Medicines that may be used to prevent or treat the symptoms of severe high-altitude illness include acetazolamide (one brand name: Diamox) and nifedipine (one brand name: Procardia).
Don’t ignore signs of high-altitude illness. People can die of this if they don’t recognize the signs or if they don’t believe their illness is caused by the high altitude. When you have signs of high-altitude illness.  Don’t go higher until you feel better and your symptoms have gone away completely.

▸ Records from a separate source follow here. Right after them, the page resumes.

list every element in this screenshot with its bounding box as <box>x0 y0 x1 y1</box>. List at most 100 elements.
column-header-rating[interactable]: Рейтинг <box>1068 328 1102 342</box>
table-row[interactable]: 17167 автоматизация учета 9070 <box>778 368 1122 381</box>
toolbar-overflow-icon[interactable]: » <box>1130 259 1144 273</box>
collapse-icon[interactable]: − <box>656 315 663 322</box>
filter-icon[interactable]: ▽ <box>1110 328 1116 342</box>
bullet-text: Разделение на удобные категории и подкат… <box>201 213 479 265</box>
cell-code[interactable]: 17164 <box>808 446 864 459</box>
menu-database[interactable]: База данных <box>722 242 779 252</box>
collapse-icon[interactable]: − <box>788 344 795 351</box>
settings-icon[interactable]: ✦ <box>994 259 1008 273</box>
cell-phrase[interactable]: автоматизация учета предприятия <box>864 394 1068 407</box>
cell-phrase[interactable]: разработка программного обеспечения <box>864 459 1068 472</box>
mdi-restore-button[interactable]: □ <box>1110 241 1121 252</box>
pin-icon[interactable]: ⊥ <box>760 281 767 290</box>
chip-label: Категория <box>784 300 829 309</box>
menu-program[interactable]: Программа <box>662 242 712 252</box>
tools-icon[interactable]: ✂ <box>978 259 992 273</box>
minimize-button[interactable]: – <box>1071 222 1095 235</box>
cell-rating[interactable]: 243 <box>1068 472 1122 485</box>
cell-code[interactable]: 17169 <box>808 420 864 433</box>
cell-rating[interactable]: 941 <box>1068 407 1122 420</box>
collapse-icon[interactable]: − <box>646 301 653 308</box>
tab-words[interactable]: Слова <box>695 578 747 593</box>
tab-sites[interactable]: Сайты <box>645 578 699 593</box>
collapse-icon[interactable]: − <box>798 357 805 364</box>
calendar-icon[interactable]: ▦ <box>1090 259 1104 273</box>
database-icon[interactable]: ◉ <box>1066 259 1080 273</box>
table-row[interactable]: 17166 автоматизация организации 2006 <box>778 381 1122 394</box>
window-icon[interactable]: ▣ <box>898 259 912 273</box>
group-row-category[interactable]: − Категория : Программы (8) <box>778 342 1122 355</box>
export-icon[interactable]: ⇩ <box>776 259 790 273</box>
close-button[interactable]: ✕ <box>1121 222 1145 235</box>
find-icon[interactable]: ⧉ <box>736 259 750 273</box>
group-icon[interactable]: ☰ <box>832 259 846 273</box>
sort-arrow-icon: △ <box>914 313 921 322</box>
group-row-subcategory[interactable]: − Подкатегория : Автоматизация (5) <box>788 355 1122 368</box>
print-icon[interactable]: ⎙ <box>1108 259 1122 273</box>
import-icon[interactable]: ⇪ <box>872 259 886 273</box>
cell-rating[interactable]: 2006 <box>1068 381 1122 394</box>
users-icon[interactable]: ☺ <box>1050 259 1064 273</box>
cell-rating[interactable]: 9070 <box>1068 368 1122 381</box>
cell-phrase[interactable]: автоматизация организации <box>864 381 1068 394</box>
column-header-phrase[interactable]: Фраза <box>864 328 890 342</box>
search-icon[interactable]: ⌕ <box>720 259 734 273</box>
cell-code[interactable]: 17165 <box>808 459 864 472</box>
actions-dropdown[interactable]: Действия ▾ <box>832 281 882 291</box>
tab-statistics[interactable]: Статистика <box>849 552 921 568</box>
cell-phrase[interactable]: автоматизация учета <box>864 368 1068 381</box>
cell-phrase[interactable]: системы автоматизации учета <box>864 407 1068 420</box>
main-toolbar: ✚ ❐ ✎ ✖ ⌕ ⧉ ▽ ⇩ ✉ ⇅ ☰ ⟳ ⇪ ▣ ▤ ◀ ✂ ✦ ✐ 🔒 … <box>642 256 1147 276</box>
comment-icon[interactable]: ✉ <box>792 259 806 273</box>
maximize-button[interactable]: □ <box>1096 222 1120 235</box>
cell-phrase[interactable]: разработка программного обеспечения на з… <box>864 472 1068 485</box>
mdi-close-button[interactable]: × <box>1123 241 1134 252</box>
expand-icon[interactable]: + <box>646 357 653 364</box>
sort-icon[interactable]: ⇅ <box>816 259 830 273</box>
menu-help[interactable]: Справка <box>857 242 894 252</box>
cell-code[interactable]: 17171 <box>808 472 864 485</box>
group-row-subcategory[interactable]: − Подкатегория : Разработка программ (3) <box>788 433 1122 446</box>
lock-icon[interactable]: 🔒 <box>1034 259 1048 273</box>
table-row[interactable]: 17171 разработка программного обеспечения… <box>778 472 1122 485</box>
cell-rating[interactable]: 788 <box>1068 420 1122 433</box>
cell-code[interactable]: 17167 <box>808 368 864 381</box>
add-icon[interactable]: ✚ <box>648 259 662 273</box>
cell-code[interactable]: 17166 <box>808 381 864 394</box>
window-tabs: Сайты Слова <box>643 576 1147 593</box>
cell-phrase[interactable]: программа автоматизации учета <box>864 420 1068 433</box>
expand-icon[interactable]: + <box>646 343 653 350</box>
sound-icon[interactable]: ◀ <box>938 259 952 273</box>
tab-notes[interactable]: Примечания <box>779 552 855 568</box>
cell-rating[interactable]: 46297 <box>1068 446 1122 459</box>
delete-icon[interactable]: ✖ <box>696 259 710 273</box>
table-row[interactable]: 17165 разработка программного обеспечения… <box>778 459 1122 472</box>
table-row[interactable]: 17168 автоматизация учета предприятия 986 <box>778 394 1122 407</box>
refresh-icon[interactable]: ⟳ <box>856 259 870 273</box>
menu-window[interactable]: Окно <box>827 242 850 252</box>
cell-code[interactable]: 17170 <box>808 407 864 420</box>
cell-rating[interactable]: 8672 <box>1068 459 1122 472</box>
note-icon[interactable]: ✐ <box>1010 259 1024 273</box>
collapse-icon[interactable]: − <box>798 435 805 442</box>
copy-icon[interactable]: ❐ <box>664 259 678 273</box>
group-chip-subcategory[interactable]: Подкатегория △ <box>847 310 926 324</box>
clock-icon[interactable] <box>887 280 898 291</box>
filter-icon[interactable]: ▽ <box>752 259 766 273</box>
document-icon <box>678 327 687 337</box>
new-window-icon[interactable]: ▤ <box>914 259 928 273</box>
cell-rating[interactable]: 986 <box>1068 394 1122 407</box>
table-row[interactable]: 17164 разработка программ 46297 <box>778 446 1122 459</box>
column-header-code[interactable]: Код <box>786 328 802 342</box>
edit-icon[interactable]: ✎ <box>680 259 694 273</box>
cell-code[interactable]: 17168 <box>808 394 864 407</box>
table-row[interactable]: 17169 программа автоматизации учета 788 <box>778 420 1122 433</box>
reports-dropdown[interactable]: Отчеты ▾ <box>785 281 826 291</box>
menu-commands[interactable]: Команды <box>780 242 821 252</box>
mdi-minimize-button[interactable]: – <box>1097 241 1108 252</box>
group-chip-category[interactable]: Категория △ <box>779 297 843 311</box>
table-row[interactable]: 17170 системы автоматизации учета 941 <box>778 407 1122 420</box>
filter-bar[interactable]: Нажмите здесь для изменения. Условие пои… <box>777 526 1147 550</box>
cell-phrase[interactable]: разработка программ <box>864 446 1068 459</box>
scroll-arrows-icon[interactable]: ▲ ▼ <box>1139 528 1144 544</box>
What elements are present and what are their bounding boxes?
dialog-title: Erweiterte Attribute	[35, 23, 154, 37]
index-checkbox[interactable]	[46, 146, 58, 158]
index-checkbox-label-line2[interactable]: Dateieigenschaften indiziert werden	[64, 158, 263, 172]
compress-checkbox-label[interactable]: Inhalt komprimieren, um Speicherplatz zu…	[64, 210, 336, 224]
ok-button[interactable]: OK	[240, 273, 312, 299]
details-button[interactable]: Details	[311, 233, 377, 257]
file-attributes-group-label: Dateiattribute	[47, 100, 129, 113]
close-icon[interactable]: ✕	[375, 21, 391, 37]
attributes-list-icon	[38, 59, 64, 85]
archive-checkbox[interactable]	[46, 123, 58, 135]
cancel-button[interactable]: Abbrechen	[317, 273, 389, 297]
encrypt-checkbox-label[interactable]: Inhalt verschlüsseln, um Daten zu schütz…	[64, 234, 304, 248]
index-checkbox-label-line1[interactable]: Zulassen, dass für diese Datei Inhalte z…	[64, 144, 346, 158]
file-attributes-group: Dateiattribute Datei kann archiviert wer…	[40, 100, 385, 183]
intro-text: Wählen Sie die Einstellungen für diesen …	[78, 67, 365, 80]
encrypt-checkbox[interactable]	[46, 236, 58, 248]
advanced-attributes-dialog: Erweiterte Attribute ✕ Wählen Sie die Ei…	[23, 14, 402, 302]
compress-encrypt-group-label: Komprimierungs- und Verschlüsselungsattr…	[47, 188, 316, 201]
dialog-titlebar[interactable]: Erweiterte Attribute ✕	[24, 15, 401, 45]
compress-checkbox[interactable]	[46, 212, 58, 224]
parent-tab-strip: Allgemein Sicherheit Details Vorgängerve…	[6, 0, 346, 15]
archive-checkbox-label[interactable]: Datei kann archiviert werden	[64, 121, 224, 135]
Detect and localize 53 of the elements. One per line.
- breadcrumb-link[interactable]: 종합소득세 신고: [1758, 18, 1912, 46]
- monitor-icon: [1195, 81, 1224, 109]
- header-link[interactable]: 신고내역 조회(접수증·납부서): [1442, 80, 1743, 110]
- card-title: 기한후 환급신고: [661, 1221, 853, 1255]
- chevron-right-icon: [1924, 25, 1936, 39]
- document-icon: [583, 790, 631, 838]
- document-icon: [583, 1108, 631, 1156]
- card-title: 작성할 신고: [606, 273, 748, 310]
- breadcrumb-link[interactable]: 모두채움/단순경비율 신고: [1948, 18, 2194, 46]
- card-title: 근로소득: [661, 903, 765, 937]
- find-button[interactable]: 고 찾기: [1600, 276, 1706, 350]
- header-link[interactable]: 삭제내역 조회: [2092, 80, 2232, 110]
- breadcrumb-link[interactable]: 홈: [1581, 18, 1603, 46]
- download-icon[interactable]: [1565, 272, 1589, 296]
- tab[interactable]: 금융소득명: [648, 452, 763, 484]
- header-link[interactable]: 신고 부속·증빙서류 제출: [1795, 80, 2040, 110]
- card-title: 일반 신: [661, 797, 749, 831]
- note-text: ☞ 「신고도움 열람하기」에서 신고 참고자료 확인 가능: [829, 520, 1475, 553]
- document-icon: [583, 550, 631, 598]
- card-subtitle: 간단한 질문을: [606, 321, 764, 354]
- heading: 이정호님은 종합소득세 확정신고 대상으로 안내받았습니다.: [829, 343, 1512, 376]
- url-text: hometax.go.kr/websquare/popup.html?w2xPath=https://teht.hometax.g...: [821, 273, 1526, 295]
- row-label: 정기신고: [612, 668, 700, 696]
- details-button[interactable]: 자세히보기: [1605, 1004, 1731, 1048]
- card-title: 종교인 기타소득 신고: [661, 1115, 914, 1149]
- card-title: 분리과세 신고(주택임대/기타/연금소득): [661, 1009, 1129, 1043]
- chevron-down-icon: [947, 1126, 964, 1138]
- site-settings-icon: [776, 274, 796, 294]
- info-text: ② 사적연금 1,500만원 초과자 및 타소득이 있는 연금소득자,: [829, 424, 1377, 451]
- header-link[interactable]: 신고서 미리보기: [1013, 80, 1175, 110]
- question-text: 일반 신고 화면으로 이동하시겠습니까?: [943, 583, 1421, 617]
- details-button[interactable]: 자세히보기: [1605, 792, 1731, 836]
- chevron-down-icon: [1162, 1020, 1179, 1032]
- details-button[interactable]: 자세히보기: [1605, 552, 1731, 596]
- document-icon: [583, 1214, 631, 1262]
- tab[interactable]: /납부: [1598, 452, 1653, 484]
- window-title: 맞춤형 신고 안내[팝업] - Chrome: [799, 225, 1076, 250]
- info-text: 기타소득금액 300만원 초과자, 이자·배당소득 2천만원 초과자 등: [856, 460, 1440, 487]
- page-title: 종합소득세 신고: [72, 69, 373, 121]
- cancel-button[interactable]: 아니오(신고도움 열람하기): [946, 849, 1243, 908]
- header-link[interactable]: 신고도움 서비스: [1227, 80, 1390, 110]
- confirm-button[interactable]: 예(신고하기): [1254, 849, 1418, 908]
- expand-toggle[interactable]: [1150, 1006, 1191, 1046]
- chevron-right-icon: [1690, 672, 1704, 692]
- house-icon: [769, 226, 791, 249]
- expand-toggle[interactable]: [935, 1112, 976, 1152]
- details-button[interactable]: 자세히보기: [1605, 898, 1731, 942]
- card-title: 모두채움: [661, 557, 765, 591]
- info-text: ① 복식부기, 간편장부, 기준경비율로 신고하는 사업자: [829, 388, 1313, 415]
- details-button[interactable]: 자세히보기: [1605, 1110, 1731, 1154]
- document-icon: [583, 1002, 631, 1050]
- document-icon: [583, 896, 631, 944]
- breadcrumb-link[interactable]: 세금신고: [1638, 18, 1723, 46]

Is it safe to go to a high altitude if I have a chronic illness like heart disease or lung disease?
It depends on the type and severity of chronic illness you have. Most people who have a chronic illness, such as heart or lung disease, can safely spend time at a high altitude if their disease is under control. People who have coronary artery disease, mild emphysema or high blood pressure aren’t at greater risk of high-altitude illness than people who don’t have these diseases. They also don’t risk making their disease worse by traveling to a high altitude. In addition, being overweight does not increase the risk of getting high-altitude illness.
Some diseases make going to a high altitude very dangerous. People who have sickle cell anemia shouldn’t go to a high altitude. A high altitude is also dangerous for people who have severe lung disease, such as chronic obstructive pulmonary disease (COPD) or severe emphysema.  Also  for people who have severe heart disease. If you have a chronic disease, ask your doctor if it’s safe for you to travel to a high altitude.


Is going to a high altitude dangerous during pregnancy?
There isn’t much information about the risk of high-altitude illness during pregnancy.  So it’s hard to say if going to a high altitude is safe for pregnant women. Some experts recommend that pregnant women not travel to an altitude above 8,000 feet. If you’re pregnant, ask your doctor for advice before you travel to a high altitude.


What about children and high altitudes?
It’s usually safe for children to go to high altitudes, but they’re more likely to get high-altitude illness.  Because their bodies have a hard time adjusting to the low oxygen level. A child may not be able to recognize the symptoms of high-altitude illness.  So parents and other adults must carefully watch for any signs of high-altitude illness in children.